![Thomas Jefferson](https://static.wixstatic.com/media/e86591_aa27c77d319b4846a478fe292051274a~mv2.jpg/v1/fill/w_980,h_509,al_c,q_85,usm_0.66_1.00_0.01,enc_auto/e86591_aa27c77d319b4846a478fe292051274a~mv2.jpg)
During the time John Adams and Thomas Jefferson helped launch America in the 1770s, they became close friends.
But two decades later, as they each took a turn as America’s president, they morphed into bitter enemies.
Adams won the election of 1796, narrowly defeating Jefferson, and thus became the nation’s second chief executive. Jefferson returned the favor in 1800, beating Adams in a contested election that had to be decided by the U.S. Senate.
Over time they came to believe the worst about each other. Adams was so bitter about the vote that he didn’t even stick around to see Jefferson’s inauguration. He and his wife Abigail packed up their things and left town.
That appeared to be the sad end to one of America’s most fruitful political collaborations.
But Jefferson and Adams were blessed to have a common friend. He was Dr. Benjamin Rush, a fellow signer of the Declaration of Independence. In 1811, about 10 years after the big falling out, the doctor approached Jefferson.
Rush suggested that Adams might be open to re-establishing a relationship.
The reconciliation of two of America’s Founding Fathers would be wonderful for the country and a blessing for the whole world, he argued. Adams seemed to have softened. And time was growing short. Would Jefferson be willing to give it a shot?
Jefferson pondered things a while, then put pen to paper.
When Adams received the first letter from his old friend he sighed, “I always loved Jefferson, and still love him.” According to historian Jon Meacham, “These eight words were all it took for Jefferson.”
Thus began the most remarkable correspondence in American history.

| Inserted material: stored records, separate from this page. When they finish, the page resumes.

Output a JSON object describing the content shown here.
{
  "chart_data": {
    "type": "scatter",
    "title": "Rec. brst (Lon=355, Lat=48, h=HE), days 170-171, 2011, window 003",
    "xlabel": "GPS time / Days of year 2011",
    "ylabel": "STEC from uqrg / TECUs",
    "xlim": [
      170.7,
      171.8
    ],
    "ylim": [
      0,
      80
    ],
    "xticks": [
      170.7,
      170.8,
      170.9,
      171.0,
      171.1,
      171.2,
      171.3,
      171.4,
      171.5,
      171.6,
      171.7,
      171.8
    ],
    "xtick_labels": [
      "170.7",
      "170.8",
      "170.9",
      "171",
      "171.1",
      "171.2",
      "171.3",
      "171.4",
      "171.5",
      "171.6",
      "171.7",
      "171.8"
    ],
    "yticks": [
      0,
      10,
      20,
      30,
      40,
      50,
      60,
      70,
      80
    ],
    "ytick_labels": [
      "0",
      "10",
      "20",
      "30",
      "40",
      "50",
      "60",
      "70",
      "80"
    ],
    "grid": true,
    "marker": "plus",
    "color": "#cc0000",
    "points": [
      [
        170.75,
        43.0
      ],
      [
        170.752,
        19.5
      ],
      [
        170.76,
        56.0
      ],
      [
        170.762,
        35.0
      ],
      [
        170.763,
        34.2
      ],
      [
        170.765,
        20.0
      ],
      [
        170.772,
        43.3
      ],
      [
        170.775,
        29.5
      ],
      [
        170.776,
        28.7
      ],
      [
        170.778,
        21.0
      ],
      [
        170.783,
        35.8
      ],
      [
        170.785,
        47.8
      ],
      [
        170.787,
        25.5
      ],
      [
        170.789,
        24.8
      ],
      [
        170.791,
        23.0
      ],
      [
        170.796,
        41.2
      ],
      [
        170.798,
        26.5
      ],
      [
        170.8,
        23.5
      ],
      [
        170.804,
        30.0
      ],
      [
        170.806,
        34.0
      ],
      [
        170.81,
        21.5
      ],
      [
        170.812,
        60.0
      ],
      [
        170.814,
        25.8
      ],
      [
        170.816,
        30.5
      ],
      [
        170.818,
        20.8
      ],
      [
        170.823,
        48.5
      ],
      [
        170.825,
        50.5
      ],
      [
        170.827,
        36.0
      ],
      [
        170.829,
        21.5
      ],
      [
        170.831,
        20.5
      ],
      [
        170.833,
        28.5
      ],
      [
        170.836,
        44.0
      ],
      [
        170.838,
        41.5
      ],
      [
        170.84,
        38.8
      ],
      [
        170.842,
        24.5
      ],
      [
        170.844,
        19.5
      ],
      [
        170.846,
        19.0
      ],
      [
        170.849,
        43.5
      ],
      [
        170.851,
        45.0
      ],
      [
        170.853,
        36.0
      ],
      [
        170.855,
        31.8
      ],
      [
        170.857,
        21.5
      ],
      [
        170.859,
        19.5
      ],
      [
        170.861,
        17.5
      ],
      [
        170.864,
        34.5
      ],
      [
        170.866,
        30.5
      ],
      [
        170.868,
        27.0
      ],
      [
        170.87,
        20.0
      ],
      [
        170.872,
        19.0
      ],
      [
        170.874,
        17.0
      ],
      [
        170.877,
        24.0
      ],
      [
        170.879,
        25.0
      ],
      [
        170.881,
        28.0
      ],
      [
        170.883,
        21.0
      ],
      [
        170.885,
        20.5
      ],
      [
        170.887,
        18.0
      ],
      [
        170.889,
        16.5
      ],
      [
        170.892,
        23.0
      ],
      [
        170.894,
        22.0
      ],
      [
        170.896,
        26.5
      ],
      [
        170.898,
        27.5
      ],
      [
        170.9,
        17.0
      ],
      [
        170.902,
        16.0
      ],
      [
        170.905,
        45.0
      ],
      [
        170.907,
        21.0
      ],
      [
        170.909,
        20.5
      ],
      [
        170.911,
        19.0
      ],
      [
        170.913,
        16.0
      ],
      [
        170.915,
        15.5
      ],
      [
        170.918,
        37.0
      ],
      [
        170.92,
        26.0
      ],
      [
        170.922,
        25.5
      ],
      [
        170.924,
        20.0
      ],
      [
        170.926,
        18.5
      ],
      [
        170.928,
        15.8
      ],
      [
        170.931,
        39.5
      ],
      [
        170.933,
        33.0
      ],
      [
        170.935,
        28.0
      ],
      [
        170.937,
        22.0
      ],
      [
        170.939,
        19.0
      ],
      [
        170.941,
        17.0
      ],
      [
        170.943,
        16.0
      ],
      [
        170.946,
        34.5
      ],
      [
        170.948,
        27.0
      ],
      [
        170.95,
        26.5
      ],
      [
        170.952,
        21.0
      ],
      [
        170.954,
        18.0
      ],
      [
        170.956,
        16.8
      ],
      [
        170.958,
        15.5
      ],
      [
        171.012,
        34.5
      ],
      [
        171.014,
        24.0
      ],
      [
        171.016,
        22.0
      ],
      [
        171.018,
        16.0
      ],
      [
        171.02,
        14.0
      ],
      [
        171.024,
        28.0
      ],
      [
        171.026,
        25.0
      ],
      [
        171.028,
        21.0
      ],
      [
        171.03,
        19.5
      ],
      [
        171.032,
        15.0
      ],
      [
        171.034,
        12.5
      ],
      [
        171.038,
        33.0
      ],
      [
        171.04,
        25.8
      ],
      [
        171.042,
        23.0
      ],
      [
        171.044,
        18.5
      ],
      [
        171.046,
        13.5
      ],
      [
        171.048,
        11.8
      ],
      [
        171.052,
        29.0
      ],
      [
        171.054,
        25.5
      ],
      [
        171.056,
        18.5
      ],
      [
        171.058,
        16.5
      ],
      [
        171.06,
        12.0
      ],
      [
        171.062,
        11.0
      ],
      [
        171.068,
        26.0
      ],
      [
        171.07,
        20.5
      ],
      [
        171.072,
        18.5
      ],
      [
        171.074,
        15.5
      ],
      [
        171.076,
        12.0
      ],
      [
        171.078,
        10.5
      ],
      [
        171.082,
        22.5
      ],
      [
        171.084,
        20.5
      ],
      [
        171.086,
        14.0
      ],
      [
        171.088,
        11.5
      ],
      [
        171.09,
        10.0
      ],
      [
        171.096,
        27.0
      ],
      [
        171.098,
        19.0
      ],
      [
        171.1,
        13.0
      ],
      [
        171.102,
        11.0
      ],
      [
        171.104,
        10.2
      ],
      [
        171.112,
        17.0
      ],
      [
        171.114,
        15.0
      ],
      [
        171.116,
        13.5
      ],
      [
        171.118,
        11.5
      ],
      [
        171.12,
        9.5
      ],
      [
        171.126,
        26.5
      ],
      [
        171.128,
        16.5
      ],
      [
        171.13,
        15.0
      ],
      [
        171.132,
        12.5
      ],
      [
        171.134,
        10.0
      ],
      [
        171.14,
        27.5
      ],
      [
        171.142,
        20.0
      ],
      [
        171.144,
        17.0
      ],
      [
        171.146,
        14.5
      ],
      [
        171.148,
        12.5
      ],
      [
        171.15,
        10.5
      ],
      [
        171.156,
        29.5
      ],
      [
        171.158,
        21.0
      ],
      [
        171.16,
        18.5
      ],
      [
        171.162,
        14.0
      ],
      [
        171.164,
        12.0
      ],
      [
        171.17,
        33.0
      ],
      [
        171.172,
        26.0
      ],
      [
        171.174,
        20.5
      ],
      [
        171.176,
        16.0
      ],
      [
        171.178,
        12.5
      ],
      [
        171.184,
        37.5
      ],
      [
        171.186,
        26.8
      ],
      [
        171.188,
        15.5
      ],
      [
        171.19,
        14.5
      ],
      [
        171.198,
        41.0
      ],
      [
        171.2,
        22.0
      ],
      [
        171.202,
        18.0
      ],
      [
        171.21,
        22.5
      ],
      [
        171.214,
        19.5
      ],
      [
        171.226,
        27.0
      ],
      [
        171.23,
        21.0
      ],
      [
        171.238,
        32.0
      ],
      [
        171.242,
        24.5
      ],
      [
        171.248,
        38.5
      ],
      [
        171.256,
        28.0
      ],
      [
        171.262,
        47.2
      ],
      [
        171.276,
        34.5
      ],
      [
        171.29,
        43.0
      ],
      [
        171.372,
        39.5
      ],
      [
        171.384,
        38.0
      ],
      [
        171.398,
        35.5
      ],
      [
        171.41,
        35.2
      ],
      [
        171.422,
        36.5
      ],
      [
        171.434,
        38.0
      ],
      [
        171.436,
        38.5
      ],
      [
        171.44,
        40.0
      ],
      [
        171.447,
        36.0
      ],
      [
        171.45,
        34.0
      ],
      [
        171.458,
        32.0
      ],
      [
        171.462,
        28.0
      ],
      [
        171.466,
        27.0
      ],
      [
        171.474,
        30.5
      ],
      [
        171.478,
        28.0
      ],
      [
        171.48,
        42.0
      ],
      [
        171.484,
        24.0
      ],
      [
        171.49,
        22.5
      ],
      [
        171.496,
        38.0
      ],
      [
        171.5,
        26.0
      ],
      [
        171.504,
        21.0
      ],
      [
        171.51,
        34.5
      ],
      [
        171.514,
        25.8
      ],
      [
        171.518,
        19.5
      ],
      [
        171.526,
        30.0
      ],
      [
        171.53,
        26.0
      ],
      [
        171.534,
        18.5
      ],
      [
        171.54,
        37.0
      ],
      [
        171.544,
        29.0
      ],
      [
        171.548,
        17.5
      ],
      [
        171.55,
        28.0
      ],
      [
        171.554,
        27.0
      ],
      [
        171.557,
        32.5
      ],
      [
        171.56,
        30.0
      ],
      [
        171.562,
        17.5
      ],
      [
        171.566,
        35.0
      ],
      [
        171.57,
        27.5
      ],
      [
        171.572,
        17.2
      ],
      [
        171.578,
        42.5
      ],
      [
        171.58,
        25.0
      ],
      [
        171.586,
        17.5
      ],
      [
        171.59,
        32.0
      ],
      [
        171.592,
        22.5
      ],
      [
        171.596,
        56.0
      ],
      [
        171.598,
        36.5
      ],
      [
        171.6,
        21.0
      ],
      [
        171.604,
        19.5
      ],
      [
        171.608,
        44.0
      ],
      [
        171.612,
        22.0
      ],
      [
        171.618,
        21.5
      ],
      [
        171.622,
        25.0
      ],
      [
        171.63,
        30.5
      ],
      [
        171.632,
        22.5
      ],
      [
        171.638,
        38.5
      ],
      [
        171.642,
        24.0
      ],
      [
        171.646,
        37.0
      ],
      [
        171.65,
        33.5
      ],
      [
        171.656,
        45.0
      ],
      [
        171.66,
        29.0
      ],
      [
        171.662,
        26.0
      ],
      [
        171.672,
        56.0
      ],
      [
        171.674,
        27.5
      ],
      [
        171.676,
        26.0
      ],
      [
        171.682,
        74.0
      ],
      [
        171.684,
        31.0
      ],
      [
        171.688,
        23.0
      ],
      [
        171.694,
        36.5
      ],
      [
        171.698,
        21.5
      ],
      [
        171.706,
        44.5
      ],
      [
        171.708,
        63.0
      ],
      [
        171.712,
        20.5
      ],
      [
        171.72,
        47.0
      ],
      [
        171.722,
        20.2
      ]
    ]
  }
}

Over the next 15 years they exchanged 158 letters. These days, a motivated teenager might send that many texts in one day. But the distance between Adams’ home in Quincy, Massachusetts, and Jefferson’s home at Monticello, Virginia, was more than 600 miles – a span that had to be traversed by horseback or on foot, sometimes on dirt trails. It took considerable effort to sustain their newfound connection.
Adams famously wrote, “You and I ought not to die before we have explained ourselves to each other.”
That they did.
For a decade and a half they worked through some of their most difficult personal obstacles. They listened to each other. They addressed old wounds with gentler spirits. Along the way they also ruminated on the greatest political, foreign policy, and judicial issues of the day. Meacham writes, “Thus an ancient friendship, shattered by politics, was restored.”
Incredibly, the two men died on the very same day: Tuesday, July 4, 1826, the 50th anniversary of the nation’s beginning.
You may think you’ve had every good reason to give up on a friendship. You may be able to quote chapter and verse about how someone in your life messed things up and let you down. Perhaps today’s political polarization, which is certainly as grievous that of 1800, has led you to vow that you will never again waste time talking to someone so deluded by the Other Side.
But friendships are too rare and beautiful to let slip away just because you think you’re right.
“Two are better than one, because they have a good reward for their toil. For if they fall, one will lift up his fellow. But woe to him who is alone when he falls and has not another to lift him up!” (Ecclesiastes 4:9-10).
So, write the letter. Pick up your phone. Send the text. Reach out. Make the first move.
Or play the role of Benjamin Rush and gently help two people who are estranged from each other imagine the possibility that maybe, just maybe, they might still relate to each other in this world.
Life is too short to walk away from God’s gift of a great friendship.